The DoF previously estimated that FIST, which is part of the government’s stimulus package, will result in a “manageable” shortfall of 2.9 billion pesos to 11.6 billion pesos over the next five years due to tax exemptions.
“Remember that this law is a repetition of the 2002 Special Purpose Vehicle Law and people in the industry know that said law has been helpful and achieved what it was intended for, and this time around. here we hope it will be successful again, ”UnionBank of Philippines, Inc. Chief Economist Ruben Carlo O. Asuncion said in a Viber message.
Banks have become cautious in granting credit because of the risks associated with the crisis. BSP data showed lending fell 0.7% in December, the first in more than 14 years after months of sluggish growth.

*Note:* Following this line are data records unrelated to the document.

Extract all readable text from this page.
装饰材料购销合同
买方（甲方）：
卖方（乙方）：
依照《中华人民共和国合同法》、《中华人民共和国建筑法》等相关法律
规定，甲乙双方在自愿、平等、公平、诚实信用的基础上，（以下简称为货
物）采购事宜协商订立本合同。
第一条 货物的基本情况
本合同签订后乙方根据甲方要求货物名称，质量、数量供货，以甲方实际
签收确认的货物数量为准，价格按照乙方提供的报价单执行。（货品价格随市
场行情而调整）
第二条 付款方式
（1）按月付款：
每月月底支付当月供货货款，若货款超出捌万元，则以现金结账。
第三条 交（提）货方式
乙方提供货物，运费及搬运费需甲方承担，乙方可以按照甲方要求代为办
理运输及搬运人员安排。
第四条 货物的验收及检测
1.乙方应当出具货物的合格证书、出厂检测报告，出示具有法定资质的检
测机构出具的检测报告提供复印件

Fintech Alliance.ph President Angelito “Lito” M. Villanueva said the law will have a “ripple effect” that will benefit small businesses.
“As banks will improve liquidity through this law, more fintech players, who are themselves MEPs (micro and small businesses), can also lend to their customers again,” Mr. Villanueva in an SMS.
Meanwhile, ING Bank NV Manila Senior Economist Nicholas Antonio T. Mapa said that if the law is “a step in the right direction” to help lower the NPL ratio, it is not the only solution to the bank credit crunch which is rooted in both weak borrower demand and risk-off attitude of banks towards the granting of credit during the crisis.
“With income at risk, potential borrowers are likely to be in cash-holding mode, with a good majority eventually choosing to save money.ff investment decisions until the economy improves, ”he said.
“In the meantime, despite aggressive BSP rate cuts designed to bolster lending activity, banks have been largely unable to pass on these lower borrowing costs as they rely on additional premiums due to the risk levels. high given the recessionary environment, “he added.
The Institute of Financial Executives of the Philippines (FINEX) said in a statement Wednesday that the law will help maintain a healthy financial sector as many companies struggle to pay off debts amid a pandemic-induced recession.
“The new law removes the obstacles that prevented the previous law from fully achieving its objectives. Hopefully this will encourage the banking sector to continue lending to the private sector and thus achieve its goal of rehabilitating struggling businesses and making them significant contributors to our economic recovery, ”said FINEX.